If you have neglected 3D movies in recent years, you may be interested to know that director Patrick Lussier and the filmmakers behind 2009's R-rated "My Bloody Valentine 3D" have learned to incorporate, shall we say, "eye-popping" three-dimensional effects into nearly every scene from opening to closing credits, with one exception, notable for its typical American sensibility, if it even makes sense to use the word "sensibility" in this context.
In "Valentine," our protagonists are chased by yet another murderous madman, this one concealing his identity behind a coal miner's oxygen mask and coveralls, and wielding a miner's pick ax with utter ruthlessness and three-dimensional bloodlust.
Don't worry so much about trying to solve the mystery of the killer behind the mask, although the cynical screenwriters do drop a clue or two amid the crimson carnage. Just sit back as hapless extras and actors in secondary roles are brutally dispatched via that steel tool in every way imaginable and a couple more ways that probably would have been hard to imagine without the help of 3D. You might think ax murdering would grow repetitious, I assure you it does not.
There could be many morals to this tale.
Run, don't hide, when being pursued by a pick-ax wielding psycho in a miner's oxygen mask.
Don't show up to an ax-fight with only a crow bar.
Don't adhere so strictly to gun safety when you are home alone and expecting a killer to drop by. In other words, keep that shotgun loaded!
If you are a cop, call for back up.
Most members of the cast, which combines veteran character actors with young-looking 30-somethings — rising stars no doubt — appear too tired or too cool to take their jobs seriously.
Notable exceptions are Jaime King, who plays the sheriff's wife, and Megan Boone, who plays his young lover. Both women deliver the goods during the straight scenes, then prove they can scream and run at the same time during the fun-filled terror scenes, especially when the killer stalks the ladies in a grocery store. Their mop-wielding moxie rouses the audience, by now tired of the miner's murder spree.

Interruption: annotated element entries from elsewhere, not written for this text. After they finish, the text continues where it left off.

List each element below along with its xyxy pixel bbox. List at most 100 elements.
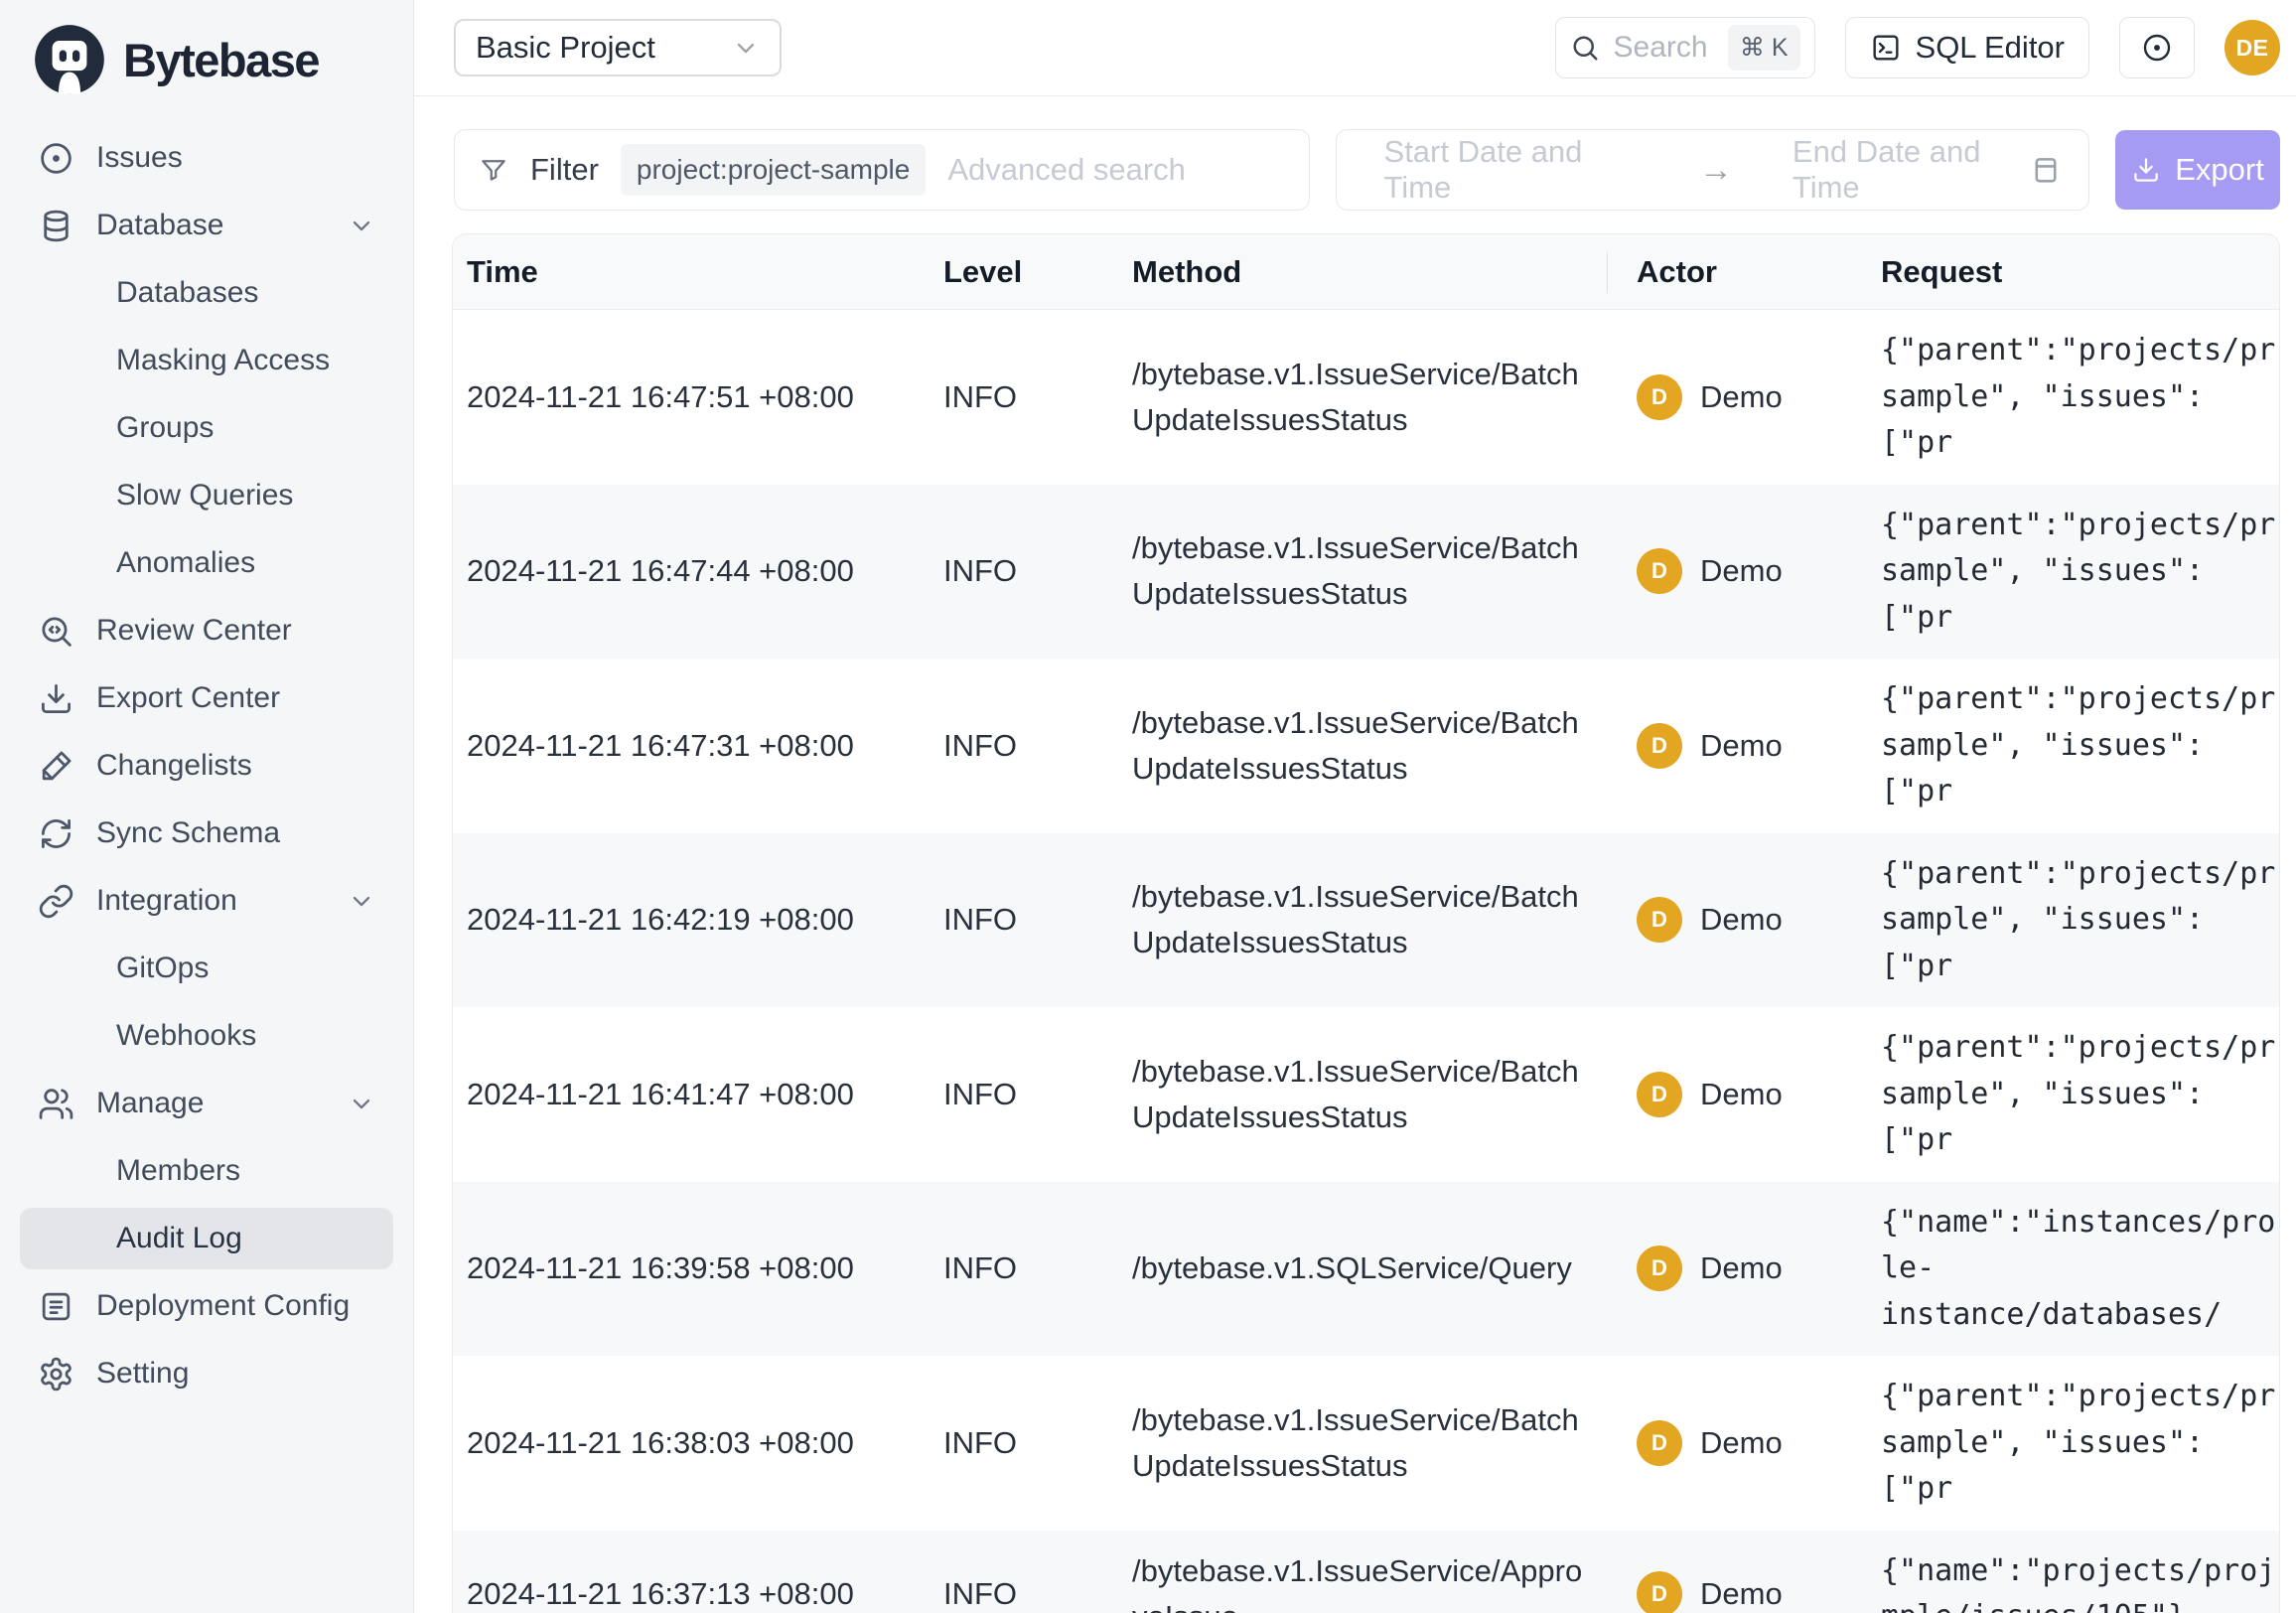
chevron-down-icon [732, 34, 760, 62]
sidebar-item-sync-schema[interactable]: Sync Schema [20, 803, 393, 864]
actor-name: Demo [1700, 902, 1783, 938]
actor-avatar: D [1637, 548, 1682, 594]
table-row[interactable]: 2024-11-21 16:38:03 +08:00 INFO /bytebas… [453, 1356, 2279, 1531]
sidebar-item-gitops[interactable]: GitOps [20, 938, 393, 999]
circle-dot-icon [2141, 32, 2173, 64]
cell-method: /bytebase.v1.IssueService/BatchUpdateIss… [1118, 856, 1607, 983]
actor-name: Demo [1700, 1576, 1783, 1612]
sidebar-item-databases[interactable]: Databases [20, 262, 393, 324]
cell-level: INFO [930, 1558, 1118, 1613]
table-row[interactable]: 2024-11-21 16:47:31 +08:00 INFO /bytebas… [453, 659, 2279, 833]
date-range-picker[interactable]: Start Date and Time → End Date and Time [1336, 129, 2090, 211]
sql-editor-button[interactable]: SQL Editor [1845, 17, 2089, 78]
download-icon [2131, 155, 2161, 185]
actor-name: Demo [1700, 1425, 1783, 1461]
actor-avatar: D [1637, 1072, 1682, 1117]
sidebar-item-masking-access[interactable]: Masking Access [20, 330, 393, 391]
download-icon [38, 680, 74, 717]
cell-level: INFO [930, 1407, 1118, 1479]
brand-name: Bytebase [123, 33, 319, 87]
actor-avatar: D [1637, 723, 1682, 769]
filter-tag-chip[interactable]: project:project-sample [621, 144, 926, 196]
cell-actor: D Demo [1607, 1228, 1867, 1309]
cell-time: 2024-11-21 16:47:31 +08:00 [453, 710, 930, 782]
sidebar-item-label: Setting [96, 1357, 189, 1391]
column-header-actor[interactable]: Actor [1607, 254, 1867, 290]
chevron-down-icon[interactable] [348, 1090, 375, 1117]
cell-actor: D Demo [1607, 705, 1867, 787]
pencil-ruler-icon [38, 748, 74, 785]
database-icon [38, 208, 74, 244]
cell-request: {"parent":"projects/pr sample", "issues"… [1867, 659, 2279, 833]
sidebar-item-groups[interactable]: Groups [20, 397, 393, 459]
project-select-value: Basic Project [476, 30, 655, 66]
sidebar-item-deployment-config[interactable]: Deployment Config [20, 1275, 393, 1337]
gear-icon [38, 1356, 74, 1393]
sidebar-item-label: Issues [96, 141, 183, 175]
table-body: 2024-11-21 16:47:51 +08:00 INFO /bytebas… [453, 310, 2279, 1613]
end-date-placeholder: End Date and Time [1793, 134, 2029, 206]
sidebar-item-integration[interactable]: Integration [20, 870, 393, 932]
table-row[interactable]: 2024-11-21 16:39:58 +08:00 INFO /bytebas… [453, 1182, 2279, 1357]
sidebar-item-issues[interactable]: Issues [20, 127, 393, 189]
export-label: Export [2175, 152, 2264, 188]
sidebar-item-slow-queries[interactable]: Slow Queries [20, 465, 393, 526]
start-date-placeholder: Start Date and Time [1384, 134, 1630, 206]
cell-actor: D Demo [1607, 879, 1867, 960]
project-select[interactable]: Basic Project [454, 19, 782, 76]
export-button[interactable]: Export [2115, 130, 2280, 210]
column-header-level[interactable]: Level [930, 254, 1118, 290]
cell-actor: D Demo [1607, 1402, 1867, 1484]
column-divider[interactable] [1607, 251, 1608, 293]
table-row[interactable]: 2024-11-21 16:41:47 +08:00 INFO /bytebas… [453, 1007, 2279, 1182]
cell-level: INFO [930, 1059, 1118, 1130]
search-icon [1570, 33, 1600, 63]
sidebar-item-label: Export Center [96, 681, 280, 715]
sidebar-item-webhooks[interactable]: Webhooks [20, 1005, 393, 1067]
chevron-down-icon[interactable] [348, 887, 375, 915]
sidebar-item-anomalies[interactable]: Anomalies [20, 532, 393, 594]
cell-method: /bytebase.v1.IssueService/BatchUpdateIss… [1118, 682, 1607, 809]
sidebar-item-export-center[interactable]: Export Center [20, 667, 393, 729]
sidebar-item-label: Databases [116, 276, 258, 310]
sidebar-item-manage[interactable]: Manage [20, 1073, 393, 1134]
search-placeholder: Search [1614, 31, 1714, 65]
sidebar-item-review-center[interactable]: Review Center [20, 600, 393, 661]
table-row[interactable]: 2024-11-21 16:37:13 +08:00 INFO /bytebas… [453, 1531, 2279, 1613]
table-row[interactable]: 2024-11-21 16:42:19 +08:00 INFO /bytebas… [453, 833, 2279, 1008]
sidebar-item-label: Members [116, 1154, 240, 1188]
cell-level: INFO [930, 1233, 1118, 1304]
chevron-down-icon[interactable] [348, 212, 375, 239]
cell-time: 2024-11-21 16:41:47 +08:00 [453, 1059, 930, 1130]
link-icon [38, 883, 74, 920]
cell-request: {"name":"projects/proj mple/issues/105"} [1867, 1531, 2279, 1613]
cell-time: 2024-11-21 16:42:19 +08:00 [453, 884, 930, 955]
sidebar-item-changelists[interactable]: Changelists [20, 735, 393, 797]
cell-time: 2024-11-21 16:38:03 +08:00 [453, 1407, 930, 1479]
sql-editor-label: SQL Editor [1916, 30, 2065, 66]
cell-level: INFO [930, 362, 1118, 433]
table-row[interactable]: 2024-11-21 16:47:51 +08:00 INFO /bytebas… [453, 310, 2279, 485]
actor-name: Demo [1700, 728, 1783, 764]
cell-request: {"parent":"projects/pr sample", "issues"… [1867, 310, 2279, 485]
table-row[interactable]: 2024-11-21 16:47:44 +08:00 INFO /bytebas… [453, 485, 2279, 660]
sidebar-item-members[interactable]: Members [20, 1140, 393, 1202]
cell-method: /bytebase.v1.SQLService/Query [1118, 1228, 1607, 1309]
filter-search-input[interactable]: Filter project:project-sample Advanced s… [454, 129, 1310, 211]
sidebar-item-setting[interactable]: Setting [20, 1343, 393, 1404]
circle-dot-button[interactable] [2119, 17, 2195, 78]
file-lines-icon [38, 1288, 74, 1325]
sidebar-item-label: Anomalies [116, 546, 255, 580]
sidebar: Bytebase Issues Database Databases Maski… [0, 0, 414, 1613]
user-avatar[interactable]: DE [2224, 20, 2280, 75]
column-header-request[interactable]: Request [1867, 254, 2279, 290]
table-header-row: Time Level Method Actor Request [453, 234, 2279, 310]
column-header-time[interactable]: Time [453, 254, 930, 290]
bytebase-logo[interactable]: Bytebase [20, 18, 393, 101]
sidebar-item-audit-log[interactable]: Audit Log [20, 1208, 393, 1269]
search-input[interactable]: Search ⌘ K [1555, 17, 1815, 78]
column-header-method[interactable]: Method [1118, 254, 1607, 290]
cell-time: 2024-11-21 16:47:51 +08:00 [453, 362, 930, 433]
sidebar-item-database[interactable]: Database [20, 195, 393, 256]
cell-request: {"name":"instances/pro le-instance/datab… [1867, 1182, 2279, 1357]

Suspense builds as the babes are trapped in a back room. Will they unlock a window in time to escape? It is a tried but true formula.

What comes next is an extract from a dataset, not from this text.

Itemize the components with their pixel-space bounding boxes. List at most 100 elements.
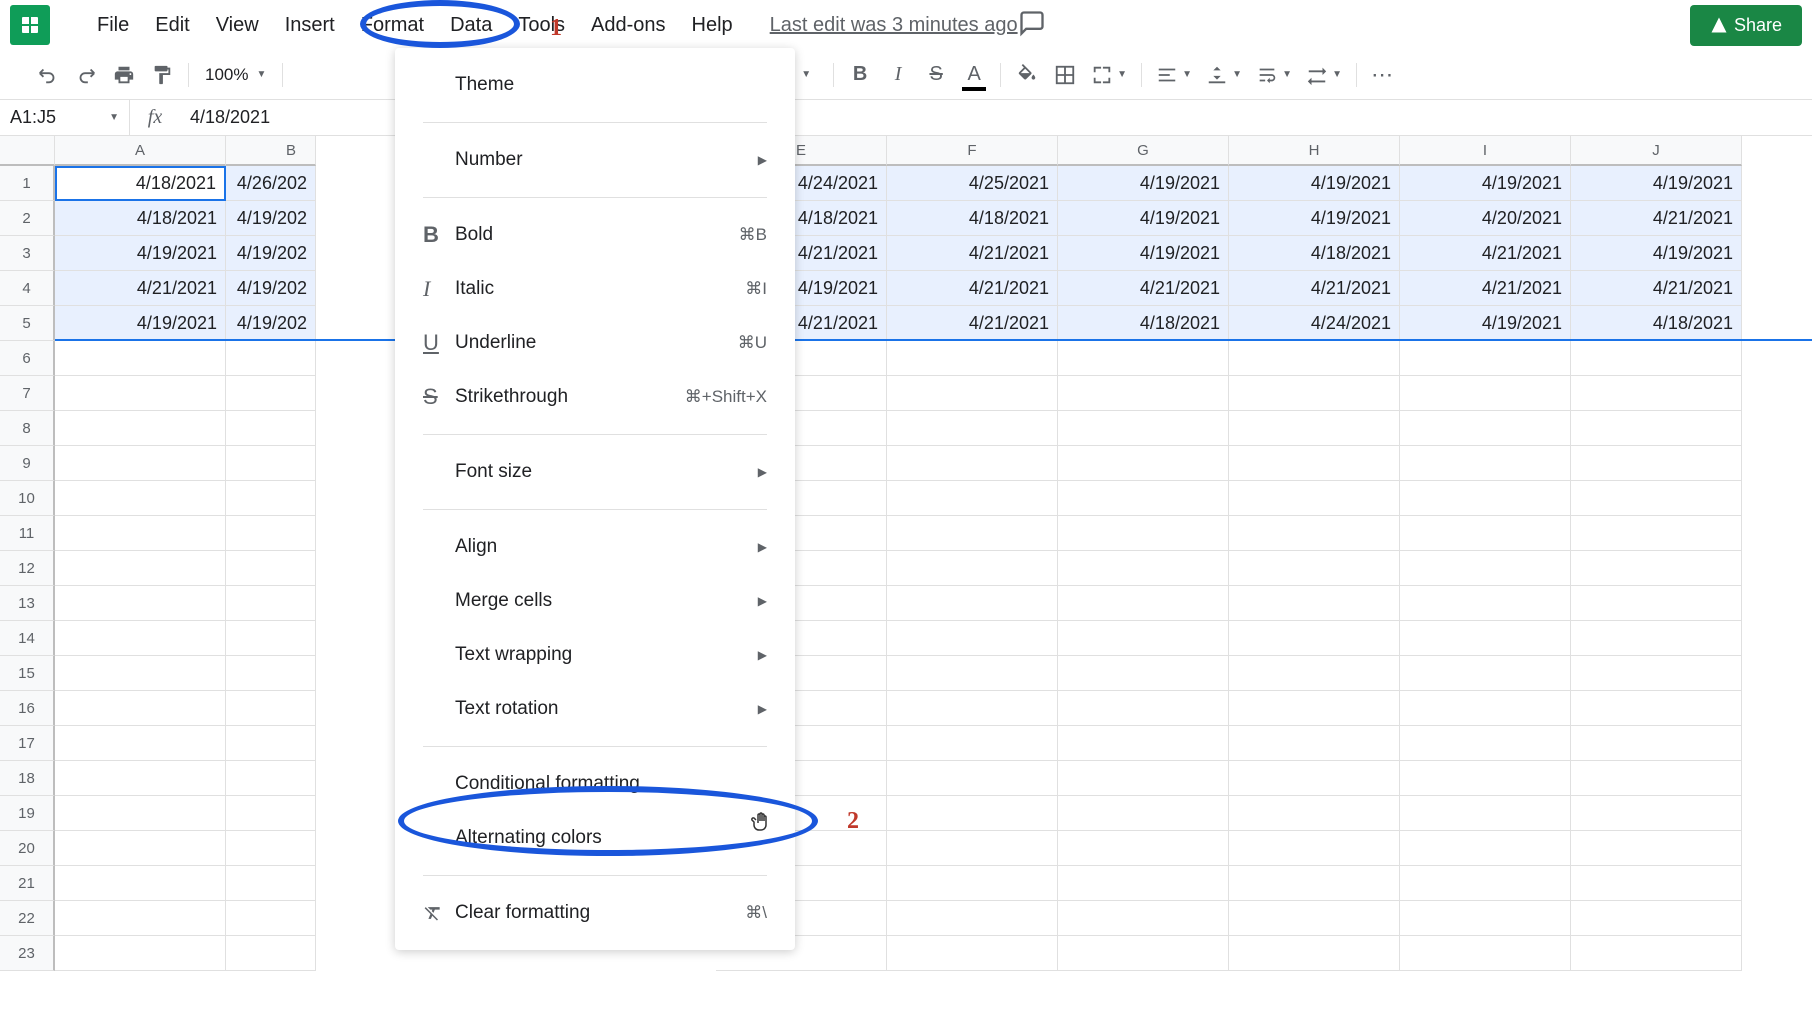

There is not much comic relief in "Bloody Valentine 3D," except for quips by laconic lawmen surveying crime scenes that would otherwise hush the most hardcore homicide detective.
Lussier also throws in extended female nudity, all of it tamely two-dimensional.
Although the 3D effects are mostly furious fun with flying pick axes, ample spritzes of blood and meteoric body fragments seemingly crashing into the seats around you, the level of useless torment at times outweighs the terror and reduces the film to base bloodletting. The inclusion of such scenes in the genre is not new. The 2005 film "Hostel" similarly lost its way — and was rewarded at the box office.
While the pace does improve as the movie builds toward resolution, those scenes of execution-style murder numb the normal psyche, no matter how side-splittingly funny 3D splatter may seem. Granted, the audience for such a movie goes in expecting catsup-stained corpses and a body count that competes with a major Mexican metropolis. But when filmmakers toss in the mutilation of corpses and what amounts to the torture of the helpless, the horror shlock turns senselessly sick.
The film's ending, on the other hand, when the secret identity of the maniac is revealed, is rewarding. Who else could it be but the sole actor who camped up his performance throughout the entire film.